& a mothers' silent plea
2005-06-07, 12:30 p.m.
I found a letter, or perhaps a personal page of things Heather had written to no one in particular. It was left open, maybe on purpose for me to read and maybe not. I read some of it, and the parts that I had read of the things she said makes my heart ache.
To think that she feels I don't hear her when she says she loves me hurt more than the feeling of a razor slicing across my skin.
I do hear her, and I don't tell her that I love her just to make her feel better about who she is.
I don't pretend to know what she's going through. I know even at the age of thirteen that she's dealing with an extreme amount of stress and depression. And it's true, she doesn't talk to me, I wish she would. But I can't force her to share her emotions with me.
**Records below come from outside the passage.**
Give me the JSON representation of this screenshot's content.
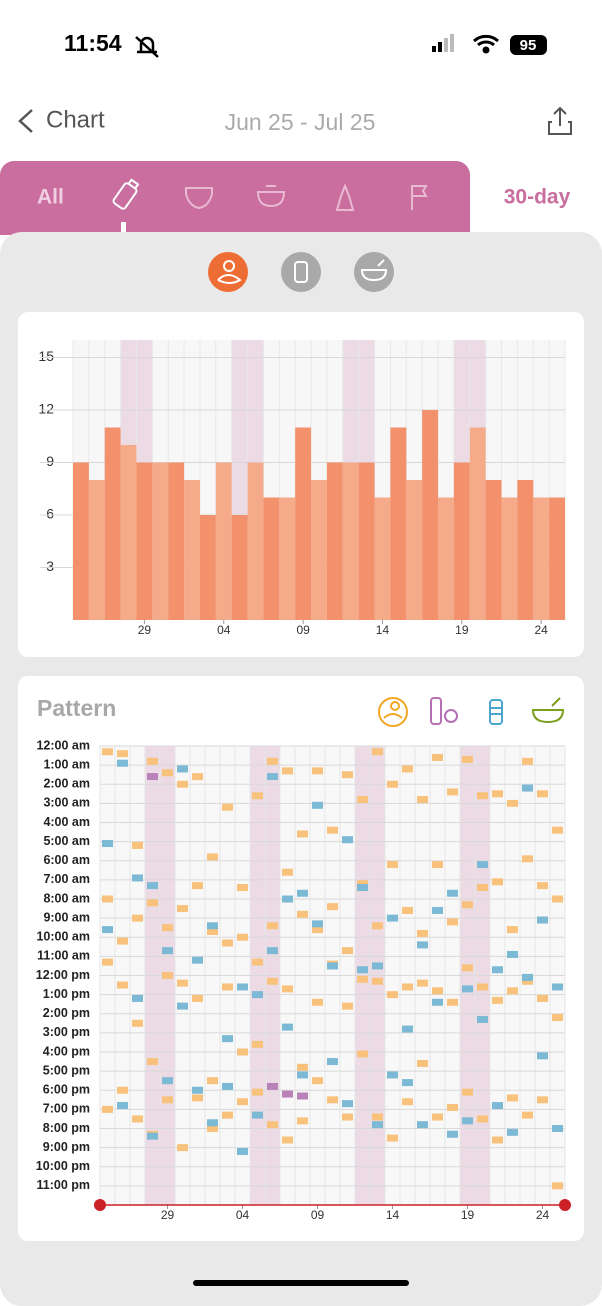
{
  "status_bar": {
    "time": "11:54",
    "battery": "95"
  },
  "nav": {
    "back": "Chart",
    "date_range": "Jun 25 - Jul 25"
  },
  "tabs": {
    "all": "All",
    "period": "30-day"
  },
  "chart_data": [
    {
      "type": "bar",
      "categories": [
        null,
        null,
        null,
        null,
        "29",
        null,
        null,
        null,
        null,
        "04",
        null,
        null,
        null,
        null,
        "09",
        null,
        null,
        null,
        null,
        "14",
        null,
        null,
        null,
        null,
        "19",
        null,
        null,
        null,
        null,
        "24",
        null
      ],
      "values": [
        9,
        8,
        11,
        10,
        9,
        9,
        9,
        8,
        6,
        9,
        6,
        9,
        7,
        7,
        11,
        8,
        9,
        9,
        9,
        7,
        11,
        8,
        12,
        7,
        9,
        11,
        8,
        7,
        8,
        7,
        7
      ],
      "colors": [
        "#f2916c",
        "#f5aa8a"
      ],
      "ylim": [
        0,
        16
      ],
      "yticks": [
        3,
        6,
        9,
        12,
        15
      ],
      "grid": true
    },
    {
      "type": "scatter",
      "title": "Pattern",
      "xlim": [
        -0.5,
        30.5
      ],
      "xticks": [
        {
          "value": 4,
          "label": "29"
        },
        {
          "value": 9,
          "label": "04"
        },
        {
          "value": 14,
          "label": "09"
        },
        {
          "value": 19,
          "label": "14"
        },
        {
          "value": 24,
          "label": "19"
        },
        {
          "value": 29,
          "label": "24"
        }
      ],
      "ylim": [
        24,
        0
      ],
      "yticks": [
        {
          "value": 0,
          "label": "12:00 am"
        },
        {
          "value": 1,
          "label": "1:00 am"
        },
        {
          "value": 2,
          "label": "2:00 am"
        },
        {
          "value": 3,
          "label": "3:00 am"
        },
        {
          "value": 4,
          "label": "4:00 am"
        },
        {
          "value": 5,
          "label": "5:00 am"
        },
        {
          "value": 6,
          "label": "6:00 am"
        },
        {
          "value": 7,
          "label": "7:00 am"
        },
        {
          "value": 8,
          "label": "8:00 am"
        },
        {
          "value": 9,
          "label": "9:00 am"
        },
        {
          "value": 10,
          "label": "10:00 am"
        },
        {
          "value": 11,
          "label": "11:00 am"
        },
        {
          "value": 12,
          "label": "12:00 pm"
        },
        {
          "value": 13,
          "label": "1:00 pm"
        },
        {
          "value": 14,
          "label": "2:00 pm"
        },
        {
          "value": 15,
          "label": "3:00 pm"
        },
        {
          "value": 16,
          "label": "4:00 pm"
        },
        {
          "value": 17,
          "label": "5:00 pm"
        },
        {
          "value": 18,
          "label": "6:00 pm"
        },
        {
          "value": 19,
          "label": "7:00 pm"
        },
        {
          "value": 20,
          "label": "8:00 pm"
        },
        {
          "value": 21,
          "label": "9:00 pm"
        },
        {
          "value": 22,
          "label": "10:00 pm"
        },
        {
          "value": 23,
          "label": "11:00 pm"
        }
      ],
      "grid": true,
      "series": [
        {
          "color": "#f9c27c",
          "x": [
            0,
            0,
            0,
            0,
            1,
            1,
            1,
            1,
            2,
            2,
            2,
            2,
            3,
            3,
            3,
            3,
            4,
            4,
            4,
            4,
            5,
            5,
            5,
            5,
            6,
            6,
            6,
            6,
            7,
            7,
            7,
            7,
            8,
            8,
            8,
            8,
            9,
            9,
            9,
            9,
            10,
            10,
            10,
            10,
            11,
            11,
            11,
            11,
            12,
            12,
            12,
            12,
            13,
            13,
            13,
            13,
            14,
            14,
            14,
            14,
            15,
            15,
            15,
            15,
            16,
            16,
            16,
            16,
            17,
            17,
            17,
            17,
            18,
            18,
            18,
            18,
            19,
            19,
            19,
            19,
            20,
            20,
            20,
            20,
            21,
            21,
            21,
            21,
            22,
            22,
            22,
            22,
            23,
            23,
            23,
            23,
            24,
            24,
            24,
            24,
            25,
            25,
            25,
            25,
            26,
            26,
            26,
            26,
            27,
            27,
            27,
            27,
            28,
            28,
            28,
            28,
            29,
            29,
            29,
            29,
            30,
            30,
            30,
            30
          ],
          "values": [
            0.3,
            8,
            11.3,
            19,
            0.4,
            10.2,
            12.5,
            18,
            5.2,
            9,
            14.5,
            19.5,
            0.8,
            8.2,
            16.5,
            20.3,
            1.4,
            9.5,
            12,
            18.5,
            2,
            8.5,
            12.4,
            21,
            1.6,
            7.3,
            13.2,
            18.4,
            5.8,
            9.7,
            17.5,
            20,
            3.2,
            10.3,
            12.6,
            19.3,
            7.4,
            10,
            16,
            18.6,
            2.6,
            11.3,
            15.6,
            18.1,
            0.8,
            9.4,
            12.3,
            19.8,
            1.3,
            6.6,
            12.7,
            20.6,
            4.6,
            8.8,
            16.8,
            19.6,
            1.3,
            9.6,
            13.4,
            17.5,
            4.4,
            8.4,
            11.4,
            18.5,
            1.5,
            10.7,
            13.6,
            19.4,
            2.8,
            7.2,
            12.2,
            16.1,
            0.3,
            9.4,
            12.3,
            19.4,
            2,
            6.2,
            13,
            20.5,
            1.2,
            8.6,
            12.6,
            18.6,
            2.8,
            9.8,
            12.4,
            16.6,
            0.6,
            6.2,
            12.8,
            19.4,
            2.4,
            9.2,
            13.4,
            18.9,
            0.7,
            8.3,
            11.6,
            18.1,
            2.6,
            7.4,
            12.6,
            19.5,
            2.5,
            7.1,
            13.3,
            20.6,
            3,
            9.6,
            12.8,
            18.4,
            0.8,
            5.9,
            12.3,
            19.3,
            2.5,
            7.3,
            13.2,
            18.5,
            4.4,
            8,
            14.2,
            23
          ]
        },
        {
          "color": "#7cb9d5",
          "x": [
            0,
            0,
            1,
            1,
            2,
            2,
            3,
            3,
            4,
            4,
            5,
            5,
            6,
            6,
            7,
            7,
            8,
            8,
            9,
            9,
            10,
            10,
            11,
            11,
            12,
            12,
            13,
            13,
            14,
            14,
            15,
            15,
            16,
            16,
            17,
            17,
            18,
            18,
            19,
            19,
            20,
            20,
            21,
            21,
            22,
            22,
            23,
            23,
            24,
            24,
            25,
            25,
            26,
            26,
            27,
            27,
            28,
            28,
            29,
            29,
            30,
            30
          ],
          "values": [
            5.1,
            9.6,
            0.9,
            18.8,
            6.9,
            13.2,
            7.3,
            20.4,
            10.7,
            17.5,
            1.2,
            13.6,
            11.2,
            18,
            9.4,
            19.7,
            15.3,
            17.8,
            12.6,
            21.2,
            13,
            19.3,
            1.6,
            10.7,
            8,
            14.7,
            7.7,
            17.2,
            3.1,
            9.3,
            11.5,
            16.5,
            4.9,
            18.7,
            7.4,
            11.7,
            11.5,
            19.8,
            9,
            17.2,
            14.8,
            17.6,
            10.4,
            19.8,
            8.6,
            13.4,
            7.7,
            20.3,
            12.7,
            19.6,
            6.2,
            14.3,
            11.7,
            18.8,
            10.9,
            20.2,
            2.2,
            12.1,
            9.1,
            16.2,
            12.6,
            20
          ]
        },
        {
          "color": "#b982b9",
          "x": [
            3,
            11,
            12,
            13
          ],
          "values": [
            1.6,
            17.8,
            18.2,
            18.3
          ]
        }
      ]
    }
  ]
}
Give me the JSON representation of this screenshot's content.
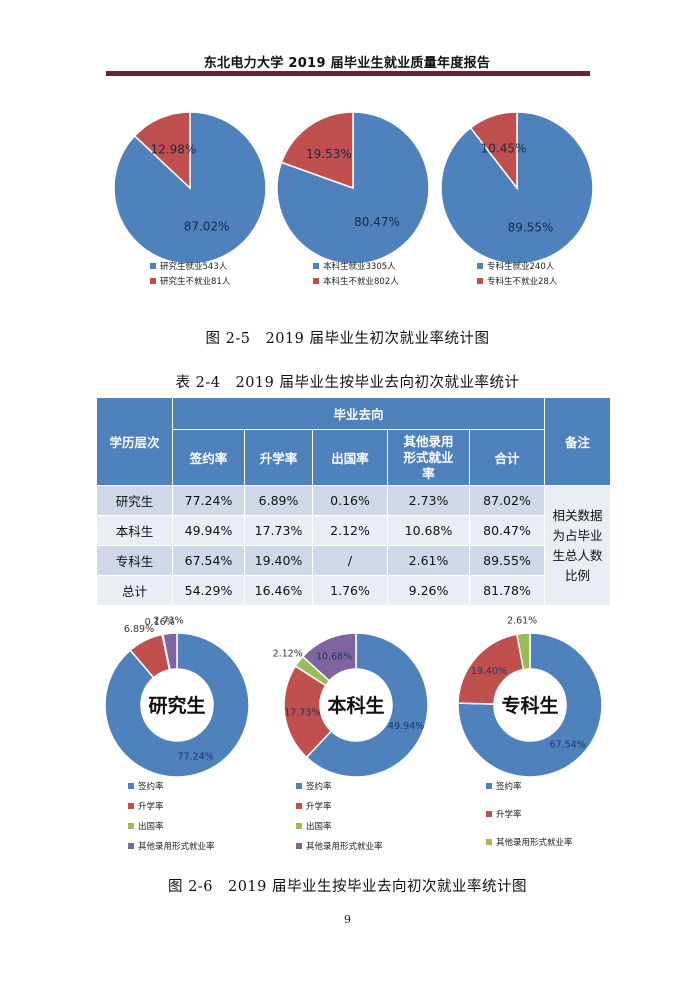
{
  "header": {
    "title": "东北电力大学 2019 届毕业生就业质量年度报告"
  },
  "figure_1": {
    "caption": "图 2-5　2019 届毕业生初次就业率统计图"
  },
  "table": {
    "caption": "表 2-4　2019 届毕业生按毕业去向初次就业率统计",
    "header_level": "学历层次",
    "header_group": "毕业去向",
    "header_note": "备注",
    "columns": [
      "签约率",
      "升学率",
      "出国率",
      "其他录用形式就业率",
      "合计"
    ],
    "rows": [
      {
        "label": "研究生",
        "cells": [
          "77.24%",
          "6.89%",
          "0.16%",
          "2.73%",
          "87.02%"
        ]
      },
      {
        "label": "本科生",
        "cells": [
          "49.94%",
          "17.73%",
          "2.12%",
          "10.68%",
          "80.47%"
        ]
      },
      {
        "label": "专科生",
        "cells": [
          "67.54%",
          "19.40%",
          "/",
          "2.61%",
          "89.55%"
        ]
      },
      {
        "label": "总计",
        "cells": [
          "54.29%",
          "16.46%",
          "1.76%",
          "9.26%",
          "81.78%"
        ]
      }
    ],
    "note": "相关数据为占毕业生总人数比例"
  },
  "figure_2": {
    "caption": "图 2-6　2019 届毕业生按毕业去向初次就业率统计图"
  },
  "page_number": "9",
  "chart_data": [
    {
      "type": "pie",
      "labels": [
        "研究生就业543人",
        "研究生不就业81人"
      ],
      "values": [
        87.02,
        12.98
      ],
      "data_labels": [
        "87.02%",
        "12.98%"
      ],
      "colors": [
        "#4f81bd",
        "#c0504d"
      ],
      "legend": "bottom"
    },
    {
      "type": "pie",
      "labels": [
        "本科生就业3305人",
        "本科生不就业802人"
      ],
      "values": [
        80.47,
        19.53
      ],
      "data_labels": [
        "80.47%",
        "19.53%"
      ],
      "colors": [
        "#4f81bd",
        "#c0504d"
      ],
      "legend": "bottom"
    },
    {
      "type": "pie",
      "labels": [
        "专科生就业240人",
        "专科生不就业28人"
      ],
      "values": [
        89.55,
        10.45
      ],
      "data_labels": [
        "89.55%",
        "10.45%"
      ],
      "colors": [
        "#4f81bd",
        "#c0504d"
      ],
      "legend": "bottom"
    },
    {
      "type": "donut",
      "center_label": "研究生",
      "labels": [
        "签约率",
        "升学率",
        "出国率",
        "其他录用形式就业率"
      ],
      "values": [
        77.24,
        6.89,
        0.16,
        2.73
      ],
      "data_labels": [
        "77.24%",
        "6.89%",
        "0.16%",
        "2.73%"
      ],
      "colors": [
        "#4f81bd",
        "#c0504d",
        "#9bbb59",
        "#8064a2"
      ],
      "legend": "bottom"
    },
    {
      "type": "donut",
      "center_label": "本科生",
      "labels": [
        "签约率",
        "升学率",
        "出国率",
        "其他录用形式就业率"
      ],
      "values": [
        49.94,
        17.73,
        2.12,
        10.68
      ],
      "data_labels": [
        "49.94%",
        "17.73%",
        "2.12%",
        "10.68%"
      ],
      "colors": [
        "#4f81bd",
        "#c0504d",
        "#9bbb59",
        "#8064a2"
      ],
      "legend": "bottom"
    },
    {
      "type": "donut",
      "center_label": "专科生",
      "labels": [
        "签约率",
        "升学率",
        "其他录用形式就业率"
      ],
      "values": [
        67.54,
        19.4,
        2.61
      ],
      "data_labels": [
        "67.54%",
        "19.40%",
        "2.61%"
      ],
      "colors": [
        "#4f81bd",
        "#c0504d",
        "#9bbb59"
      ],
      "legend": "bottom"
    }
  ]
}
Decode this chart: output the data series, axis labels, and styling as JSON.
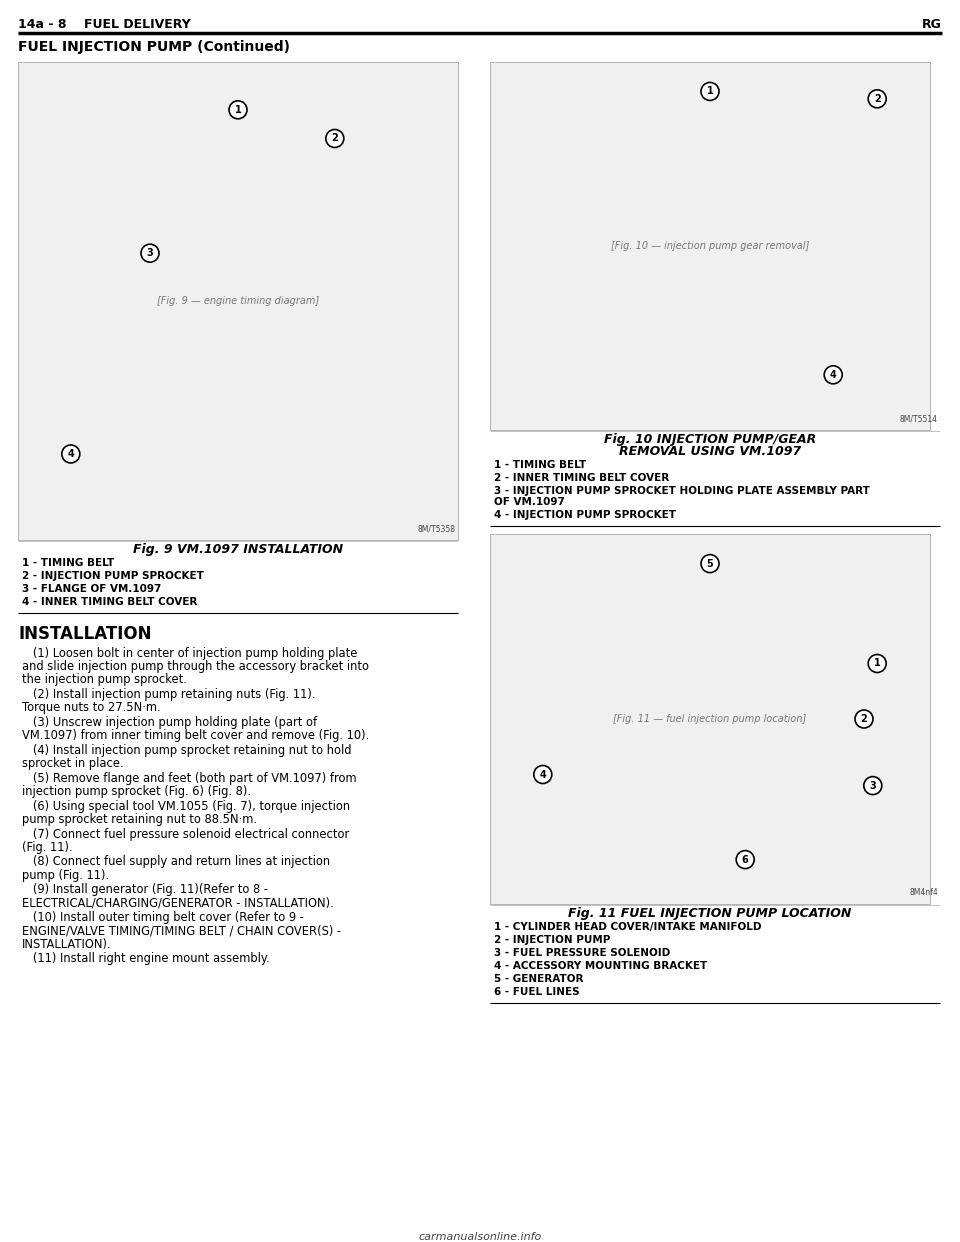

I mean, suddenly she's taken from her siblings and has oddly become an only child. I can see her pain, and I wish there was more I could do, to help, just anything. But to want isn't as simple as snapping your fingers together. I just, I don't want her to be a repeat cycle of me. I want her to believe in herself and believe that she can be whoever she wants to be.
I don't know if she knows how much I believe in her. I do. And her will to fight and be so strong beneath all of her fears is what's helping me, in myself.
How do you tell a child who's hiding so much inside of themselves just how much you love them, regardless of the scars they're carrying deep inside?
I know how hard it is for her trying to make it through the past of Forrest Park and the deep scars he's left embedded in her. I hear her cries in the night when she's having nightmares. I reach out to her and hold her close to me as I whisper to her. I hold her as long as I can, until her tightened fingers on my shirt loosen and she pushes away from me.
I don't let go when she pulls away, but I don't force her back against my body, because I'm afraid that pressure of forcefullness will trigger another part of her nightmares.
I don't know what to do to help. My mind screams at me for not doing more, but all I know to do is to wait and wait, until she comes to me. I just.. I don't want her to hold everything inside so deep to the point that she's afraid to be who she is, who I can see beneath all of the layers of tattered and reopened scars. I don't want her to lose sight of herself.
She's beautiful, strong, confident, proud, warm, and so much more.
I just want the best for her, I just don't know how to give it.
Help doesn't seem to be enough, telling her how much I love her pushes her away. What do I do?
Is it too late for me to try harder, or should I try less? And, if I try less will she think I've stopped loving her, and believing in her?
She's got such a beautiful soul, and never asks for anything. But, if she needs something, she will do everything and anything to earn it. She doesn't take advanatge.
Everyone adores her. People connect with her so easily, and I cherish that.
But, I know her heart craves for so much more.
She's trapped here with nowhere to go, under constant criticism of others, and I see how it's slowly pushing her further away from me.
I just want to help, but I feel like she doesn't want my help, but at the same time wants me to understand everything she's going through.
And, would it make a difference if I told her I do understand?
I just don't know what to do.
I'm lost between the movements of wanting and needing, and terrified she'll push away even further.